Expand the publishing model so it can express how tests were executed, where runs should land, and how automated metadata should be maintained.

Priority work

  1. Support automation classification rules instead of a single coarse toggle.
  2. Allow controlled publication to more than one destination suite when desired.
  3. Add stronger matching and fallback rules for automated result association.
  4. Expand comment and attachment policies for complex retry-heavy pipelines.

Main files

  • src/sync/publish-results.ts
  • src/azure/test-runs.ts
  • src/azure/test-cases.ts
  • src/types.ts
  • docs-site/docs/publish-test-results.md

Exit criteria

  • automation metadata is predictable across push and publish flows
  • result publication can be routed beyond a single suite binding when required
  • retry-heavy pipelines produce consistent final outcomes

Phase 6: Add extension points instead of hard-coding every variant

Problem to solve

ado-sync already supports many ecosystems, but every new integration currently tends to require first-party changes.

Product direction

Introduce a narrow extension model for parser registration, result ingestion, custom routing, and metadata transforms.

Candidate extension seams

  • local spec discovery
  • parser registration
  • result-file ingestion
  • test-case field transformation
  • run-routing policies

Main files

  • src/types.ts
  • src/config.ts
  • parser modules under src/parsers/
  • src/sync/engine.ts
  • src/sync/publish-results.ts

Exit criteria

  • new ecosystems can be added without invasive changes to the core sync engine
  • experimental integrations can ship behind stable interfaces
  • core maintenance load stays bounded as format coverage expands

  1. Phase 2: remaining hierarchy extensions
  2. Phase 5: deeper automation and result-routing behavior
  3. Phase 4: configuration ergonomics and shared profiles
  4. Phase 6: extension model

This order builds on the already-delivered ownership and command-surface foundations, then adds the routing depth, publishing depth, and configuration ergonomics needed for larger installations.

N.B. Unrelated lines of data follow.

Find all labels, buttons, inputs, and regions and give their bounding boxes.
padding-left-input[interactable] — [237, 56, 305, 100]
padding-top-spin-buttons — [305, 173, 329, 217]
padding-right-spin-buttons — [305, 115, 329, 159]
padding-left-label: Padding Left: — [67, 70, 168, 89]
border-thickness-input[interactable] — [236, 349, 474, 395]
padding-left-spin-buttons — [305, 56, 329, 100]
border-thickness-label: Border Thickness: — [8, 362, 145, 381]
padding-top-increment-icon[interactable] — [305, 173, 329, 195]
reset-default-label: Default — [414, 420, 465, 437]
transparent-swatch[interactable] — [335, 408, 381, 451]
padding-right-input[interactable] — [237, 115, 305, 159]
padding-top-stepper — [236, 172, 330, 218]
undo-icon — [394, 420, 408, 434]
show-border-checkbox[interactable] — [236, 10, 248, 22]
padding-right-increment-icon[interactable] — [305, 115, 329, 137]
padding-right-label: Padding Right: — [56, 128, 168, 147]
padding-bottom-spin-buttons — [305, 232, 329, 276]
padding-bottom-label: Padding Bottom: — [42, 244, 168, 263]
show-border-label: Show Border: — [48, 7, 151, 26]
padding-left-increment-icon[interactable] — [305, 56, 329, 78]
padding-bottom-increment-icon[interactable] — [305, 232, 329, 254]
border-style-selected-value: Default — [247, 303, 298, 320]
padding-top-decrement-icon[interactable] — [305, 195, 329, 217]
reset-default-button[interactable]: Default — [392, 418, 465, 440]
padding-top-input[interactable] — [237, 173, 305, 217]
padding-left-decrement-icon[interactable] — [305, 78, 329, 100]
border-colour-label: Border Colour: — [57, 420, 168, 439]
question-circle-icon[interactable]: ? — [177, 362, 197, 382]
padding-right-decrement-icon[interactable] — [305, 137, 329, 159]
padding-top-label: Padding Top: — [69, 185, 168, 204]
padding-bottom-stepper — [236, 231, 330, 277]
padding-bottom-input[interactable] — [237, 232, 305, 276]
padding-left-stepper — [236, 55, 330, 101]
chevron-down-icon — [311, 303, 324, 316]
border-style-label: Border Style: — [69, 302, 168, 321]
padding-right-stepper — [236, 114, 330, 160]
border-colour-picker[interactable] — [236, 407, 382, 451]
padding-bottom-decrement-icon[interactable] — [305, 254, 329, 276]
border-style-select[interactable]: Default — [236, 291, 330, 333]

Near-term backlog candidates

If the goal is to start implementation immediately, the highest-value first batch is:

  1. add migration guidance for teams adopting syncTarget.tagged from older suite-scoped configs
  2. extend the diagnostic model into result publication and other non-sync commands
  3. extend hierarchy definitions beyond current generated trees into parallel-output models
  4. keep package-boundary validation in CI as the artifact surface evolves

That batch reduces operational risk, hardens ownership boundaries, and keeps the release artifact aligned with the product surface.